GA4StratificationP2: The genetic algorithm function to determine the stratum boundaries and sample sizes of each stratum in stratified sampling with Proportional Sample Allocation Scheme

Description

This is the general function in Genetic Algorithm that initially generates a random generation and then applies the fitness function, selects, mutates and crossovers in order to obtain the best solution.

Usage

GA4StratificationP2(dataName, numberOfStrata, sampleSize, iteration, GAgenerationSize, mutationRate)

Arguments

dataName
A string: The name of any type of numeric data containing the values of a univariate stratification variable.
numberOfStrata
An integer: The number of strata.
sampleSize
An integer: The total sample size.
iteration
An integer: The number of iterations in the Genetic Algorithm process.
GAgenerationSize
An integer: The number of the generations in the Genetic Algorithm process.
mutationRate
A numeric: The mutation rate in the Genetic Algorithm process. Mutation rate must be in between 0 and 1, inclusive. Small levels of mutation rate is preferable in Genetic Algorithm approach.

References

http://ideas.repec.org/a/eee/csdana/v52y2007i1p53-67.html

http://www.sciencedirect.com/science/article/B6V8V-4NHM520-1/2/a21e0295aa1616ff56da1ddf2c0ba1ac

See Also

GA4StratificationP2fit GA4StratificationP2fitt GA4StratificationP2m GA4StratificationP2x

GA4StratificationSelection randomnumGenerator

Examples

Run this code
## The function is currently defined as
function(dataName,numberOfStrata,sampleSize,iteration,GAgenerationSize,mutationRate)
{
   dataName=data.frame(dataName)
   dataName=data.frame(dataName[order(dataName[,1]),])   
   lengthData=nrow(dataName)
   randomGeneration=array(0,dim=c(GAgenerationSize,lengthData))
   randomNumbers=array(0,dim=c(GAgenerationSize,numberOfStrata-1))
   cumTotal=cumsum(dataName)
   sumSquares=cumsum(dataName^2)
   
   nocrom=GAgenerationSize
   fitp1=array(0,dim=c(1,nocrom))
   fit=array(0,dim=c(nocrom,1))
   N=means=s=n=vars=mas=NN=k=p=t=array(0,dim=c(nocrom,numberOfStrata))

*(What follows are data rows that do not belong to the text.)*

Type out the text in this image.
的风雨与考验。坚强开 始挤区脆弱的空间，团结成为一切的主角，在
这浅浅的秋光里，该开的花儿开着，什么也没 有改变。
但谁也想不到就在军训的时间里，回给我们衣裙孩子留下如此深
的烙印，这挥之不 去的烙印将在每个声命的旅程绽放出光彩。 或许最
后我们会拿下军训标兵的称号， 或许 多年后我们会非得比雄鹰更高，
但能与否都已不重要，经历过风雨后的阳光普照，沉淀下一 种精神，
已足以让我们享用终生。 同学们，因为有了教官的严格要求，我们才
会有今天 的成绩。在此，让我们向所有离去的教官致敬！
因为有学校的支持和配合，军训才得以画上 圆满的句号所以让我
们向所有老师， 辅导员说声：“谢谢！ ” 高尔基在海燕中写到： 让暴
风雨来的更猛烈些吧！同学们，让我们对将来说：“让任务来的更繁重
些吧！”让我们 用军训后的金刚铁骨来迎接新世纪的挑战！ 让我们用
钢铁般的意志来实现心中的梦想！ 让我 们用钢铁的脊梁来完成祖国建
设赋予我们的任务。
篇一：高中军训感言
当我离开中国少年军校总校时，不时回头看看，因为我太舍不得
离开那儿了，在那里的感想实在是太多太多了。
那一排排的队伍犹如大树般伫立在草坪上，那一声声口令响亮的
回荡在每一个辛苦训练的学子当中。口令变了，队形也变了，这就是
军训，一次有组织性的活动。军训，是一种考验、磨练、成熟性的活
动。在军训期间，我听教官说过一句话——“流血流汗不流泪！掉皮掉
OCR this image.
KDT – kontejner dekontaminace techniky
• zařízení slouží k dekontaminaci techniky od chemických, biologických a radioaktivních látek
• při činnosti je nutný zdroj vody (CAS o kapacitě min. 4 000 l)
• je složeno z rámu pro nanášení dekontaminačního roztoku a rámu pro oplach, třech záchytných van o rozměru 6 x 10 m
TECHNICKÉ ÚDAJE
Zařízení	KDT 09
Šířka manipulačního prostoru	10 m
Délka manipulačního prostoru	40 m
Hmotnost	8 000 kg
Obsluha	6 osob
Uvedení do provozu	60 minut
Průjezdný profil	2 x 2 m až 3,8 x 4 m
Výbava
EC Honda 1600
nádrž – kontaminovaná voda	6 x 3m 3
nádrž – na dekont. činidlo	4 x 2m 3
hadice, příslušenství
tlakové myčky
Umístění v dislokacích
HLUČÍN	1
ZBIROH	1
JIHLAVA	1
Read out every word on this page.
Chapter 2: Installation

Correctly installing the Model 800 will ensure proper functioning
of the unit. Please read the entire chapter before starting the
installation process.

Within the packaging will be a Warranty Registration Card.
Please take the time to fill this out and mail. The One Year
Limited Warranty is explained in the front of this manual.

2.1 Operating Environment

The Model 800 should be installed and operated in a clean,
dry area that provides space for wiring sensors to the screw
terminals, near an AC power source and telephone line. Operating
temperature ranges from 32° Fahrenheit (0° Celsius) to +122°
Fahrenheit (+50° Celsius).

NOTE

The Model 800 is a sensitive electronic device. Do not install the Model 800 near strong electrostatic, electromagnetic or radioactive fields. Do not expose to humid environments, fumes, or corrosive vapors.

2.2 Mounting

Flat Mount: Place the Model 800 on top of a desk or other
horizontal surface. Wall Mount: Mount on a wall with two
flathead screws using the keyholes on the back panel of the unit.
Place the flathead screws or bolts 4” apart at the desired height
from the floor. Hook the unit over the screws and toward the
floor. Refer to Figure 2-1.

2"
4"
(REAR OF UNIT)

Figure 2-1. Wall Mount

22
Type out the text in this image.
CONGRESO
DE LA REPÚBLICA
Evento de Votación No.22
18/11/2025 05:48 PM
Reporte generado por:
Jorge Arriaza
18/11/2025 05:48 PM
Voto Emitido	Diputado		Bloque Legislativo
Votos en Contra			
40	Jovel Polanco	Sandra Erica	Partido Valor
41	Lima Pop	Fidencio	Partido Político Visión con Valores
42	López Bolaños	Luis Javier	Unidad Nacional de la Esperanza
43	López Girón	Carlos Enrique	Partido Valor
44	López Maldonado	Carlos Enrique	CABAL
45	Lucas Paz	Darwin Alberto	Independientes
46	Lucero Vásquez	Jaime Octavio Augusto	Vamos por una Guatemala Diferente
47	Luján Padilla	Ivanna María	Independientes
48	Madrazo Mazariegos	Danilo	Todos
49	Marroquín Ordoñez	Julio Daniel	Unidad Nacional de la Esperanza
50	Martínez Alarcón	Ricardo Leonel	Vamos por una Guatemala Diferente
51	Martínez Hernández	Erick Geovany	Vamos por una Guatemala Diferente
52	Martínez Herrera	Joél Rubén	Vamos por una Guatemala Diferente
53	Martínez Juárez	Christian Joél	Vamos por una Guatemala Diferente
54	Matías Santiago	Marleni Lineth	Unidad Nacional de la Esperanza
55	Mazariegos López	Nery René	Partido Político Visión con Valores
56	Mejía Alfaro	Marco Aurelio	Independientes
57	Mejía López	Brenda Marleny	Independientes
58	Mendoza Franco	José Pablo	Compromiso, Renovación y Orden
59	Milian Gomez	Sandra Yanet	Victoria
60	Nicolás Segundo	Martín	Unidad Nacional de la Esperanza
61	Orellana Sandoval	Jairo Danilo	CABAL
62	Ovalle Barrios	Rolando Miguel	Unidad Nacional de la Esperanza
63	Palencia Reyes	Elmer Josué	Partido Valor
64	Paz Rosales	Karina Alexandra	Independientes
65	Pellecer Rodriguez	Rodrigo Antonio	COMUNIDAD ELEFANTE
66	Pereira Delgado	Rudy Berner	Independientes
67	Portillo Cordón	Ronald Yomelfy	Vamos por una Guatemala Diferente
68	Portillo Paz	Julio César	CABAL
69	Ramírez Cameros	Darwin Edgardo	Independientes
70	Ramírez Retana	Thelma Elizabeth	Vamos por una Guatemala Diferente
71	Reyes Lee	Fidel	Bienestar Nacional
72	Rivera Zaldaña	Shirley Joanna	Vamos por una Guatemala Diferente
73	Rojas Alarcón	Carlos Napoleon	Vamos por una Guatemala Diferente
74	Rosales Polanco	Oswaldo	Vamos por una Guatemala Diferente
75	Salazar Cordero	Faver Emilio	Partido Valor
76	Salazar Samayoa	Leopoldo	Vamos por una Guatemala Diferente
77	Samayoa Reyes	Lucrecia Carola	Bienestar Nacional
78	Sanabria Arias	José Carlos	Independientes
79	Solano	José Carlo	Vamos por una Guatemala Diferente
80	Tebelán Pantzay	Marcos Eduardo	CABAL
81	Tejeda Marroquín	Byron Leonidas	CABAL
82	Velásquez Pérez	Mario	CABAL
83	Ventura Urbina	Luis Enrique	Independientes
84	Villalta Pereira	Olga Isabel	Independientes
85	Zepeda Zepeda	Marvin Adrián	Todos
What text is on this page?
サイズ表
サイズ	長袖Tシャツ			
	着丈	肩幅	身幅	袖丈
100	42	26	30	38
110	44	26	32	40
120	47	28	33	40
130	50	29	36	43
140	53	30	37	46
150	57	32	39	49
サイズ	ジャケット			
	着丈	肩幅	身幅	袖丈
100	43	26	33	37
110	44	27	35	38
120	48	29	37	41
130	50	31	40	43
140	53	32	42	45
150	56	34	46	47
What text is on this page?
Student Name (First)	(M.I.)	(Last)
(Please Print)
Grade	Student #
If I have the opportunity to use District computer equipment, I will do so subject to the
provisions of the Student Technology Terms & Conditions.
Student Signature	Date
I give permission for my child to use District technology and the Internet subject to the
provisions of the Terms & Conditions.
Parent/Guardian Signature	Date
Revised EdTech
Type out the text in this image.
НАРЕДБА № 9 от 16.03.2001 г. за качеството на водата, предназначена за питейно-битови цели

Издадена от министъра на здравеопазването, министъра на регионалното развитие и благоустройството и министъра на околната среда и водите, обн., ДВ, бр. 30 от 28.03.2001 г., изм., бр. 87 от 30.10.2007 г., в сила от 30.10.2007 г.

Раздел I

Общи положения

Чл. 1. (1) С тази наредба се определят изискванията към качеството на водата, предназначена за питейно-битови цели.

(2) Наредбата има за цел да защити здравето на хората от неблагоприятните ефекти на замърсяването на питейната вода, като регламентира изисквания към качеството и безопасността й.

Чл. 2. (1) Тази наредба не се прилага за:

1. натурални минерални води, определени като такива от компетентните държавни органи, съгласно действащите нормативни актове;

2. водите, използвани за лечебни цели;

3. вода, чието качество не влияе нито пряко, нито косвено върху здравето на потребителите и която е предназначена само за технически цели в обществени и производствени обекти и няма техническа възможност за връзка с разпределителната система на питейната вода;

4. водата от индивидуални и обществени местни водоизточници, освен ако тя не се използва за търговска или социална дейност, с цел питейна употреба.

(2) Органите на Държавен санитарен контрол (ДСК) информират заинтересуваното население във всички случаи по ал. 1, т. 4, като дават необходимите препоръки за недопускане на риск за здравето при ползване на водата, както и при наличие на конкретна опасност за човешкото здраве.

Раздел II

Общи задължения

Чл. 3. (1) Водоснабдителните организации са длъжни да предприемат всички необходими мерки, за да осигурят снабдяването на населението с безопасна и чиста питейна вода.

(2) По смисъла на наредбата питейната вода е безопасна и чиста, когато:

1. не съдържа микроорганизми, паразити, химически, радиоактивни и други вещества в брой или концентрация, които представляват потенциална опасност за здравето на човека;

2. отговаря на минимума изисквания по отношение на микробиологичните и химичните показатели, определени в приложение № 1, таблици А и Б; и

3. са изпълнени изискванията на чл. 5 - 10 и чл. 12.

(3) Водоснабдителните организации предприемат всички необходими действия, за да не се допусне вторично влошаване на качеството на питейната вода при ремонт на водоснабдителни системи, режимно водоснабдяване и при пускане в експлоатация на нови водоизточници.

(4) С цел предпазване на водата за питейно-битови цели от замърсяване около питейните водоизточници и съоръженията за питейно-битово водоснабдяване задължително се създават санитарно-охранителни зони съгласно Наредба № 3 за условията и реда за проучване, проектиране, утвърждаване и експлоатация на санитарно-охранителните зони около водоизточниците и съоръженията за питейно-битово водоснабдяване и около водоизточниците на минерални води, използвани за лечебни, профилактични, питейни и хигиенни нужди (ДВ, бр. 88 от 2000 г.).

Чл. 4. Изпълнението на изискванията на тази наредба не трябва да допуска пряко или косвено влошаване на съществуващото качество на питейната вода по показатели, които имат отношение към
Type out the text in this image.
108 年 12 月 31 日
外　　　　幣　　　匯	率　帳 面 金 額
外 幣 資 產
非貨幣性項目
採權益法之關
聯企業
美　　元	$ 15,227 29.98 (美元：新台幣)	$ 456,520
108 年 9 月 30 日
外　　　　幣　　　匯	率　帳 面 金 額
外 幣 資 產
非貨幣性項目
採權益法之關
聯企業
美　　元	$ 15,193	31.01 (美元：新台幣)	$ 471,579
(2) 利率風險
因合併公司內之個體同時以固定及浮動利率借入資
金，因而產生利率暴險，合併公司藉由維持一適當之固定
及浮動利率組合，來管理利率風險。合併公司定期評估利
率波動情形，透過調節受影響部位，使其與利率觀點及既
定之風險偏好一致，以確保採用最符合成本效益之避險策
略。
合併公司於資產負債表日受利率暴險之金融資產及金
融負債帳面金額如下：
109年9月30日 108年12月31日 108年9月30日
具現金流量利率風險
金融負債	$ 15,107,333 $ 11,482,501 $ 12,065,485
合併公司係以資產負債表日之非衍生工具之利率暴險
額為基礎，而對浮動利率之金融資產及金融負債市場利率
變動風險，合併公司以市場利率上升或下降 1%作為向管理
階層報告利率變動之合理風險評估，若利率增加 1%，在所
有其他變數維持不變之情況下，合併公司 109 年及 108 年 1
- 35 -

   dd=array(0,dim=c(nocrom,1))


	tableData=as.data.frame(table(dataName))
 	randomnumRange=cumsum(tableData[,2])
	lengthRandomnum=length(randomnumRange)


   for (i in 1:GAgenerationSize)
   {
	randomNumbers[i,]=randomnumGenerator(randomnumRange,lengthRandomnum,numberOfStrata-1)

   }
   

   son=array(lengthData,dim=c(GAgenerationSize,1))
   indis=array(c(1:GAgenerationSize,randomNumbers,son),dim=c(GAgenerationSize,(numberOfStrata+1)))

   for(i in 2:(numberOfStrata+1))
   {
   	randomGeneration[indis[,c(1,i)]]=1
   }

   bestValue=-99999999999999999999999999999999999999999999999999999999999999
   for ( i in 1:iteration )
   {

	fitnessValueGeneration=GA4StratificationP2fit(randomGeneration,dataName,numberOfStrata,sampleSize,cumTotal,sumSquares,lengthData,dd,nocrom,fitp1,fit,N,means,s,n,vars,mas,NN,k,p,t)
	if ( max(fitnessValueGeneration)>bestValue )
	{
	    bestValue=max(fitnessValueGeneration)
	    bestGeneration=randomGeneration[max(which(fitnessValueGeneration==bestValue)),]
	}

	randomGeneration=GA4StratificationSelection(randomGeneration,fitnessValueGeneration)

	randomGeneration=GA4StratificationP2x(randomGeneration,bestGeneration,dataName,numberOfStrata,sampleSize,fitnessValueGeneration,cumTotal,sumSquares,lengthData,dd,nocrom,fitp1,fit,N,means,s,n,vars,mas,NN,k,p,t)


	randomGeneration=GA4StratificationP2m(randomGeneration,mutationRate,i)

	fitnessValueGeneration=GA4StratificationP2fit(randomGeneration,dataName,numberOfStrata,sampleSize,cumTotal,sumSquares,lengthData,dd,nocrom,fitp1,fit,N,means,s,n,vars,mas,NN,k,p,t)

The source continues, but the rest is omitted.